La Simm, oltre alle azioni già indicate, suggerisce di attivare partnership pubblico-privato, di individuare criteri e priorità per definire le popolazioni di pazienti e personale candidato all’esecuzione del tampone per il test di positività al Covid 19: ad esempio, in oncologia, 75 pazienti ogni 100mila abitanti sarebbero candidati al tampone in quanto soggetti a terapie che aumentano la probabilità di contagio o accentuano le conseguenze della malattia polmonare. Infine, raccomanda di identificare metodi di comunicazione strutturati, anche attraverso le Associazioni dei pazienti, per depotenziare i canali di informazione non veritieri e insegnare a pazienti e caregiver come utilizzare correttamente i dispositivi di protezione individuale come le mascherine.

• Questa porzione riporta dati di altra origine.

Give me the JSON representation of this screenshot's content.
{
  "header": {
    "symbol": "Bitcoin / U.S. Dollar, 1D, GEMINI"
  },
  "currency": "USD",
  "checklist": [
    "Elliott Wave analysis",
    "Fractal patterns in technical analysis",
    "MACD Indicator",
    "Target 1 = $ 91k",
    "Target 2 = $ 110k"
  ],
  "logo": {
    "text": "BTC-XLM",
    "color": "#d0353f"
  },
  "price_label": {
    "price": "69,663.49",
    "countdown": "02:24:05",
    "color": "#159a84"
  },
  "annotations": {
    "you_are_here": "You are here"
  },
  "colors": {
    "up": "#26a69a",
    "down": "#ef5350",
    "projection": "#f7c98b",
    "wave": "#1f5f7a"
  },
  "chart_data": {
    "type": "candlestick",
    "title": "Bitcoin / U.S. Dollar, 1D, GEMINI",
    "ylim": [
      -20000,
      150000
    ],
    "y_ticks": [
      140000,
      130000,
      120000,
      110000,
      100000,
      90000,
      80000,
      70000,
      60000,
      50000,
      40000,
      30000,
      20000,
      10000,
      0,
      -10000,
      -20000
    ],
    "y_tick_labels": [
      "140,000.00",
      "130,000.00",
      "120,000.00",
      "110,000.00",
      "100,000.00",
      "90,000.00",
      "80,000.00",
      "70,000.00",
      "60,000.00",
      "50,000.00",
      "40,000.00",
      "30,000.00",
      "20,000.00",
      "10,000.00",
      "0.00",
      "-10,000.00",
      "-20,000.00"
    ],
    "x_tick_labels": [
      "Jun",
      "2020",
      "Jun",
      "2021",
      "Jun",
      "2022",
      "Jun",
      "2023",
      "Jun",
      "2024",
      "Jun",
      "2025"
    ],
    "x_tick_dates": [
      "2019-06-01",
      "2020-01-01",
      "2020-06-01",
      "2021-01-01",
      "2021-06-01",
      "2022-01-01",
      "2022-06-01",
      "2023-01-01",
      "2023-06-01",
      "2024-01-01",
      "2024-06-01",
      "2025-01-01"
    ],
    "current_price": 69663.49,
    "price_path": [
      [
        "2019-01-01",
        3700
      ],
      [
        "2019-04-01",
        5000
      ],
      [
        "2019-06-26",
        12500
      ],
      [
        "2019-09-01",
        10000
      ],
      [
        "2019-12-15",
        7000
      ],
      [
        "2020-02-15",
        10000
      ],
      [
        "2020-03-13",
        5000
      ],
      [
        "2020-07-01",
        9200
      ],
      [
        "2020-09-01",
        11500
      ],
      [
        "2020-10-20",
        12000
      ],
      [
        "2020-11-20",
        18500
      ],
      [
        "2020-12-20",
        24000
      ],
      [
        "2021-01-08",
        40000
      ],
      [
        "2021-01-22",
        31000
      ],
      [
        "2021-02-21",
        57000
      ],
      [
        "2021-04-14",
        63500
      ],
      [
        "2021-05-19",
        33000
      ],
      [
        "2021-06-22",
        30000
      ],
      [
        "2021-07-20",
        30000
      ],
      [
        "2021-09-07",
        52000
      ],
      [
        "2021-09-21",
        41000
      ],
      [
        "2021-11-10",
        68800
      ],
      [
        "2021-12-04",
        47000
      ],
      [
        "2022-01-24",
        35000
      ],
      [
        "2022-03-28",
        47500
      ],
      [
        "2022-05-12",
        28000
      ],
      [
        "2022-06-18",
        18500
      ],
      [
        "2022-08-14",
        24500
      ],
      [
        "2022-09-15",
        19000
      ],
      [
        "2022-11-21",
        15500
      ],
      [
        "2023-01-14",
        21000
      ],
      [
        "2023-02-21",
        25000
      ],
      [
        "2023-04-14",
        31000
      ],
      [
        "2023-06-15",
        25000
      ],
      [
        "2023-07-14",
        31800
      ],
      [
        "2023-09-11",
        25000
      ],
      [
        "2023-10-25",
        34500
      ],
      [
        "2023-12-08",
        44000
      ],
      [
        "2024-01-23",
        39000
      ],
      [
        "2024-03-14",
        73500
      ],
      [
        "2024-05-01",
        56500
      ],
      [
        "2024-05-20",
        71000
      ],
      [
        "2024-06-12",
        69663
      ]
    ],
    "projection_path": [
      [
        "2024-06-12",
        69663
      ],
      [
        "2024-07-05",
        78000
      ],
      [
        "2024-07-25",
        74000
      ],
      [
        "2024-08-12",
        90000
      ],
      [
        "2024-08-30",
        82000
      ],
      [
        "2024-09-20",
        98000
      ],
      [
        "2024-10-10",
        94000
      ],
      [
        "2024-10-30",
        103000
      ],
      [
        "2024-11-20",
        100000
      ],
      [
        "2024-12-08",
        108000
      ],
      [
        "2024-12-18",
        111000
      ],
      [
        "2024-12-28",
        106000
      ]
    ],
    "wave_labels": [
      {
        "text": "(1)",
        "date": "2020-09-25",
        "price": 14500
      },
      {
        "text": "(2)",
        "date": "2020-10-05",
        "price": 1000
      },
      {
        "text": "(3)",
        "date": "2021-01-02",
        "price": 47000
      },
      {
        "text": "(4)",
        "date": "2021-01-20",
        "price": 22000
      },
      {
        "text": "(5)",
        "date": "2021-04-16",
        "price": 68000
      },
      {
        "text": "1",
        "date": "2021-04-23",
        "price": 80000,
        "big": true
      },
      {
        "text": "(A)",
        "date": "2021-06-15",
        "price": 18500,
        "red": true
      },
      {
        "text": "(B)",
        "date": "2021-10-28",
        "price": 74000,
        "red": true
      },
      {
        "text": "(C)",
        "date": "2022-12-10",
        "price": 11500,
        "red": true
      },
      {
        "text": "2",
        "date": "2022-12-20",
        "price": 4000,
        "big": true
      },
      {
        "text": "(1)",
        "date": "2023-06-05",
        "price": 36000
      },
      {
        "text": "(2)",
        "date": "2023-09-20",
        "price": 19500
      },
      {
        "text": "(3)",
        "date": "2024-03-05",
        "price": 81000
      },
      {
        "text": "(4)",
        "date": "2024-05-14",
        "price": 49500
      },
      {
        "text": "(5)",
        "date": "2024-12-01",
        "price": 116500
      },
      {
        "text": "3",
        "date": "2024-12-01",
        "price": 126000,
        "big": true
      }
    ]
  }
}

“La Simm - in linea anche con le indicazioni già suggerite da Periplo, Cittadinanzattiva e Fondazione per la medicina personalizzatale - esorta quindi le Società Scientifiche Italiane di riferimento per le patologie croniche, nell’attuazione dei percorsi diagnostici terapeutici assistenziali delle persone malate già fragili, a definire e distribuire linee guida e buone pratiche per la riduzione dei rischi da Covid 19. Oggi come mai – conclude Altini – serve leadership: per garantire credibilità è necessario modellare la direzione di marcia, ispirare una visione condivisa, sfidare lo status quo, mettere gli altri in grado di agire ei incoraggiare lo spirito della squadra”.